Senior Application Security Engineer II

Meet Upside:

We created Upside to transform brick-and-mortar commerce. Our technology uses the sophistication of online retail—profit measurement, attribution, and incrementality—to provide users with more value on their everyday purchases and brick-and-mortar businesses with new, profitable customers. We’ve helped millions of users earn 2 to 3 times more cashback than any other product, and hundreds of thousands of brick-and-mortar businesses earn measurable profit. Billions of dollars in commerce run through the Upside platform every year, and that value goes directly back to our retailer partners, the consumers they serve, and important sustainability initiatives.

The Impact You’ll Make:

You’ll report into the Director, Information Security and build relationships with technology stakeholders. You’ll leverage your knowledge of secure code practices and payment systems to identify and remediate application vulnerabilities. This individual contributor role will innovate for our AppSec team, increase our AppSec posture and enable our engineers to code safely.

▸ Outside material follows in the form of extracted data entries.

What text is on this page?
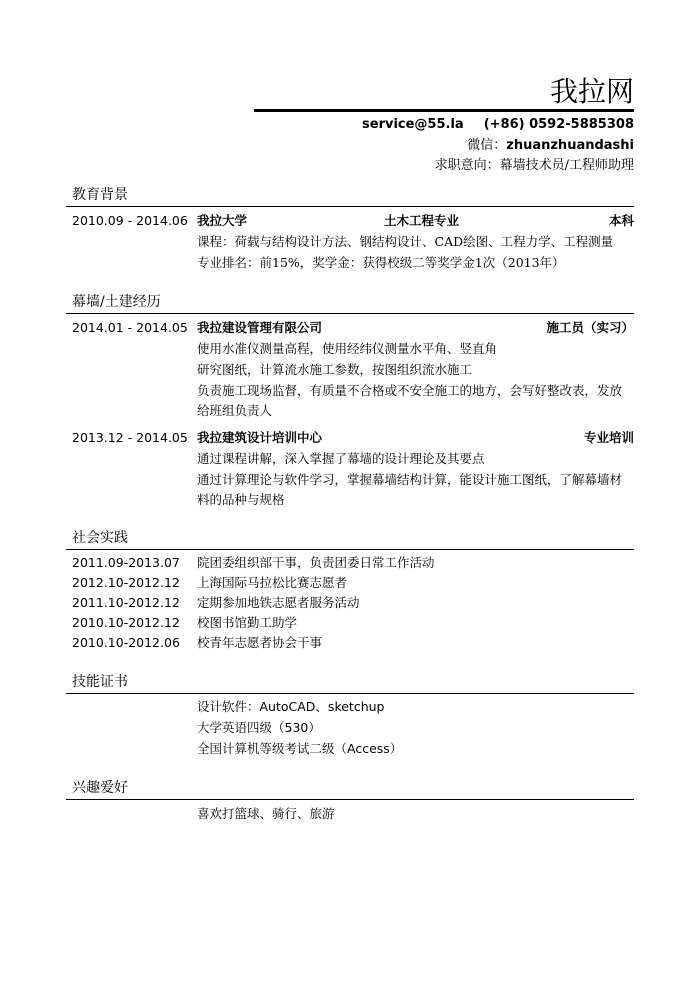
我拉网
service@55.la (+86) 0592-5885308
微信：zhuanzhuandashi
求职意向：幕墙技术员/工程师助理
教育背景
2010.09 - 2014.06 我拉大学	土木工程专业	本科
课程：荷载与结构设计方法、钢结构设计、CAD绘图、工程力学、工程测量
专业排名：前15%，奖学金：获得校级二等奖学金1次（2013年）
幕墙/土建经历
2014.01 - 2014.05 我拉建设管理有限公司	施工员（实习）
使用水准仪测量高程，使用经纬仪测量水平角、竖直角
研究图纸，计算流水施工参数，按图组织流水施工
负责施工现场监督，有质量不合格或不安全施工的地方，会写好整改表，发放给班组负责人
2013.12 - 2014.05 我拉建筑设计培训中心	专业培训
通过课程讲解，深入掌握了幕墙的设计理论及其要点
通过计算理论与软件学习，掌握幕墙结构计算，能设计施工图纸，了解幕墙材料的品种与规格
社会实践
2011.09-2013.07 院团委组织部干事，负责团委日常工作活动
2012.10-2012.12 上海国际马拉松比赛志愿者
2011.10-2012.12 定期参加地铁志愿者服务活动
2010.10-2012.12 校图书馆勤工助学
2010.10-2012.06 校青年志愿者协会干事
技能证书
设计软件：AutoCAD、sketchup
大学英语四级（530）
全国计算机等级考试二级（Access）
兴趣爱好
喜欢打篮球、骑行、旅游
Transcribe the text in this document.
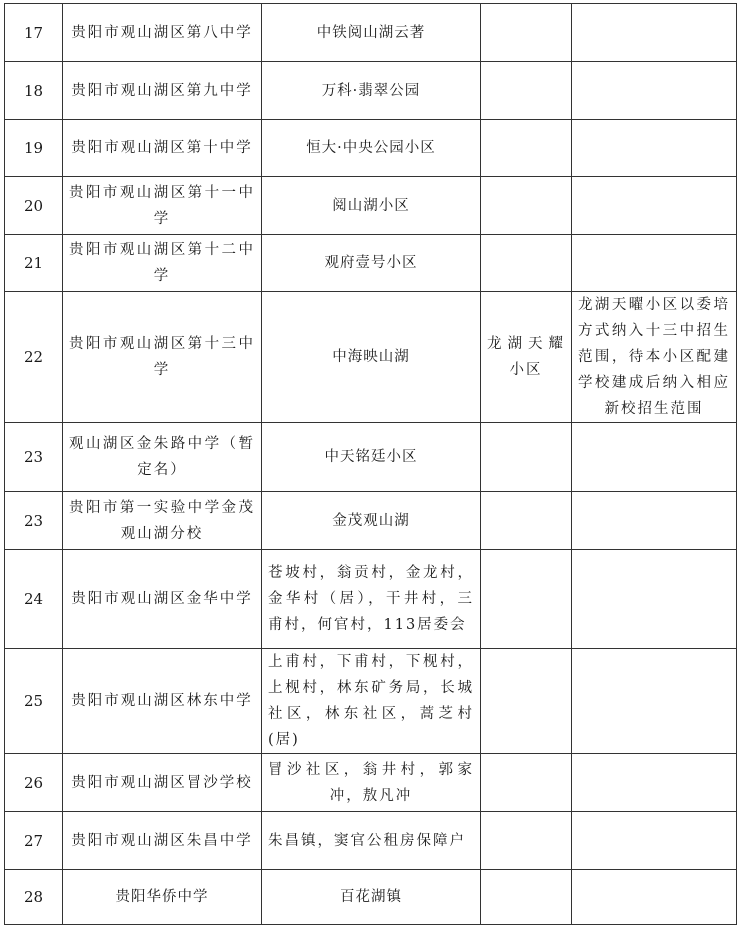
17	贵阳市观山湖区第八中学	中铁阅山湖云著		
18	贵阳市观山湖区第九中学	万科·翡翠公园		
19	贵阳市观山湖区第十中学	恒大·中央公园小区		
20	贵阳市观山湖区第十一中学	阅山湖小区		
21	贵阳市观山湖区第十二中学	观府壹号小区		
22	贵阳市观山湖区第十三中学	中海映山湖	龙湖天耀小区	龙湖天曜小区以委培方式纳入十三中招生范围，待本小区配建学校建成后纳入相应新校招生范围
23	观山湖区金朱路中学（暂定名）	中天铭廷小区		
23	贵阳市第一实验中学金茂观山湖分校	金茂观山湖		
24	贵阳市观山湖区金华中学	苍坡村，翁贡村，金龙村，金华村（居），干井村，三甫村，何官村，113居委会		
25	贵阳市观山湖区林东中学	上甫村，下甫村，下枧村，上枧村，林东矿务局，长城社区，林东社区，蒿芝村(居)		
26	贵阳市观山湖区冒沙学校	冒沙社区，翁井村，郭家冲，敖凡冲		
27	贵阳市观山湖区朱昌中学	朱昌镇，窦官公租房保障户		
28	贵阳华侨中学	百花湖镇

Innovate with AI and deliver security solutions to mitigate application vulnerabilities

Run security code tests (SAST, SCA) and partner with engineers to remediate unsafe code

Create threat models and engage technology teams to review and document risks

Guide leadership on security architecture, design and best AppSec practices

Train and upskill engineers on safe coding and vulnerability management

Assist penetration testing initiatives and/or help manage bug bounties

Support administration of AWS Control Tower and IAM provisioning

Interact with the security community and keep aware of trends

Competencies You'll Need:

6+ years of application or product security inclusive of reviewing Python code

Experience with innovating and delivering solutions related to vulnerability management

Deep knowledge of AWS and Lambda security architecture and AWS Control Tower

Strong understanding and adoption of AI technologies

Bachelor’s degree in Computer Science or Engineering highly preferred

Exceptional customer service and people skills

Tools We Use:

Github Suite (Advanced Security, Actions, Copilot)

Python

Terraform

AWS Lambda, DynamoDB, S3, SNS, SQS, IAM, VPCs

ChatGPT

Snowflake

SQL

Location:

This hybrid role is based in our Austin, Chicago, DC, or NYC office. In-office attendance is required on Monday, Tuesday, and Thursday, and may increase based on project-based needs and changes to Upside’s in-office policy over time.

Compensation:

The U.S. base salary range for this full-time position is $200,000 - $221,000 + equity + benefits. The final starting pay will be determined based on job-related skills, experience, qualifications, work location, and market conditions. Your recruiter can share more about the specific salary range during the hiring process.

Benefits:

Medical, dental, and vision coverage starting on Day 1

Equity (ISOs)

401(k) program

Family planning programs + paid parental leave

Physical fitness and wellness memberships

Emotional and mental health support programs

Unlimited PTO + 10 paid federal holidays + our annual, week-long Winter Break

Flexible work environment

Lunch reimbursement for in-office employees

Employee Resource Groups

Learning and Development stipend

Transparent culture

Amazing mission!

Diversity and Inclusion:

Diversity drives innovation, and our differences make us stronger. We‘re passionate about building a workplace that represents a variety of backgrounds, skills, and perspectives, and we do not discriminate based on race, religion, color, national origin, gender, sexual orientation, age, marital status, veteran status, or disability status. Everyone is welcome here!

If there's anything we can do to support a disability or special need during your application or interview process, please email .

Notice To Recruiters And Placement Agencies:

This is an in-house search with a dedicated recruiter. Please do not submit resumes to any person or email address at Upside. Upside is not liable for, and will not pay, placement fees for candidates submitted by any party or agency other than its approved recruitment partners.